Ars Technica's Ron Amadeo took the OnePlus 5 for a spin and called it the “best sub-$500 phone you can buy.” With unique features such as the dash charging (duplicates heat-generating power management circuitry in the power brick) and “Gaming Do Not Disturb Mode,” the OnePlus 5 proves to be a midrange smartphone in a league of its own. Amadeo was pleased with the OnePlus 5's speedy performance and called it a benchmark champ. Although the OnePlus 5 has above-average specs, Amadeo found the optical zoom and rear cameras left much to be desired.
“The metal body is a big improvement over the delicate glass bodies Samsung and HTC are using.”
“Software sticks to Google's Material Design, while adding new features. It's familiar, useable, and fits in with the third-party app ecosystem.”
“A 3- to 4-month wait time for major OS updates, no promise of receiving a security update every month, and unknown update support.”
“Lots of Android phones borrow parts of Apple's design, but this one crosses over into "embarrassing knockoff" territory, especially when smartphone design has improved so much in 2017.”
Lynn La from CNET said the OnePlus 5 is a high-performing smartphone that costs hundreds of dollars less than other Android flagships. For the price, La was surprised by the OnePlus 5's “superb dual-camera” and long-lasting battery. Compared with other phones on the market, La pointed out that the OnePlus 5 takes excellent low-light photos. However, La believes the OnePlus 5 loses its edge over premium Androids with its lack of water resistance and 1080p screen.
“The display, which is now fortified with Gorilla Glass 5 to make it tougher, is vibrant and sharp.”
“Unlike other phones that have two cameras for wide-angle or monochrome purposes, the phone has a standard 16-megapixel shooter and a secondary 20-megapixel telephoto lens.
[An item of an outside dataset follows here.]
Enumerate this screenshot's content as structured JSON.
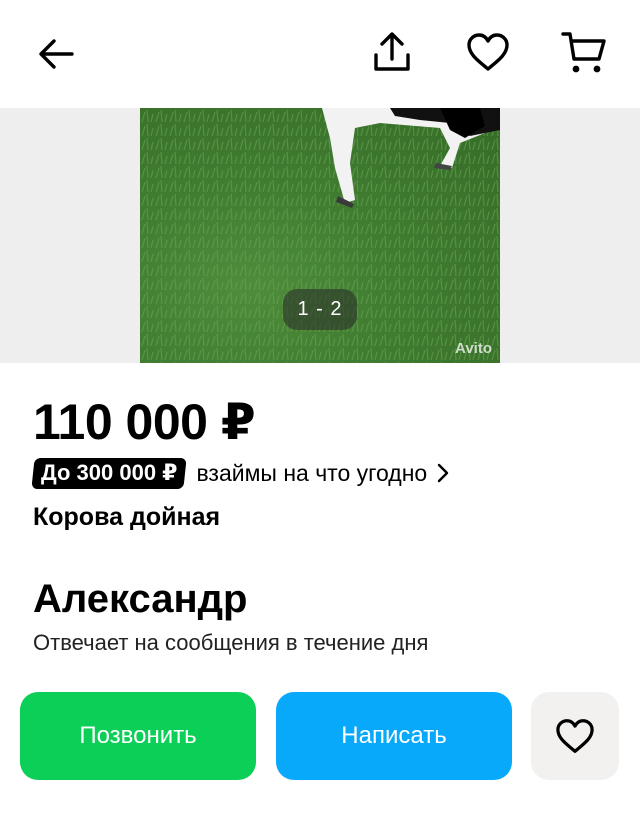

This enables it to take "bokeh" images that have a shallow depth of field and blurred backgrounds (as if you took the photo with a DSLR camera).”
“The OnePlus 5 will come in two storage capacity variants (both have no expandable storage), and you'll need to buy direct and unlocked since it's not available through major carriers.”
“It doesn't have super-slim bezels or the water-resistant body that so many top-tier phones do. And its price, while still hundreds less than its top-tier competitors, inches closer to them than [in] years past due to its more expensive features. As a result, the phone isn't quite the deal it once was.”
PC Mag's Ajay Kumar agrees with other reviewers that the OnePlus 5 is a great value, especially in terms of speed and battery life. Other impressive features Kumar found include the OnePlus 5's ability to record 4K video at 30 frames per second and 1080p video at 60 fps. However, he noted that there's a bit more “shake” in handheld footage compared with video taken with the Galaxy S8. The OnePlus can also shoot pictures in RAW format, and offers manual camera controls. Kumar also noted that the OnePlus 5 runs on Android 7.1.1 Nougat and has OxygenOS, which adds features such as a custom widget screen for your apps, contacts and more.
“It should go without saying that real-world performance is incredibly smooth. Whether it's multitasking, [running] demanding games like Modern Combat and GTA: San Andreas, or [handling] twenty open tabs in Chrome, nothing causes the OnePlus 5 to skip a beat.”
“Other connectivity protocols supported are NFC, so you can use Android Pay, dual-band Wi-Fi (2.4GHz/5GHz), and Bluetooth 5.0, which pairs with multiple speakers or headphones and improves range, speed, and quality.”
“[The OnePlus 5] doesn't support gigabit LTE.”
“The display is a 5.5-inch 1,920-by-1,080 AMOLED panel covered in a protective layer of Gorilla Glass 5 that curves to meet the edges. This is the same resolution as the previous model, which is a bit disappointing considering the $400 [ZTE] Axon 7 has a Quad HD panel.”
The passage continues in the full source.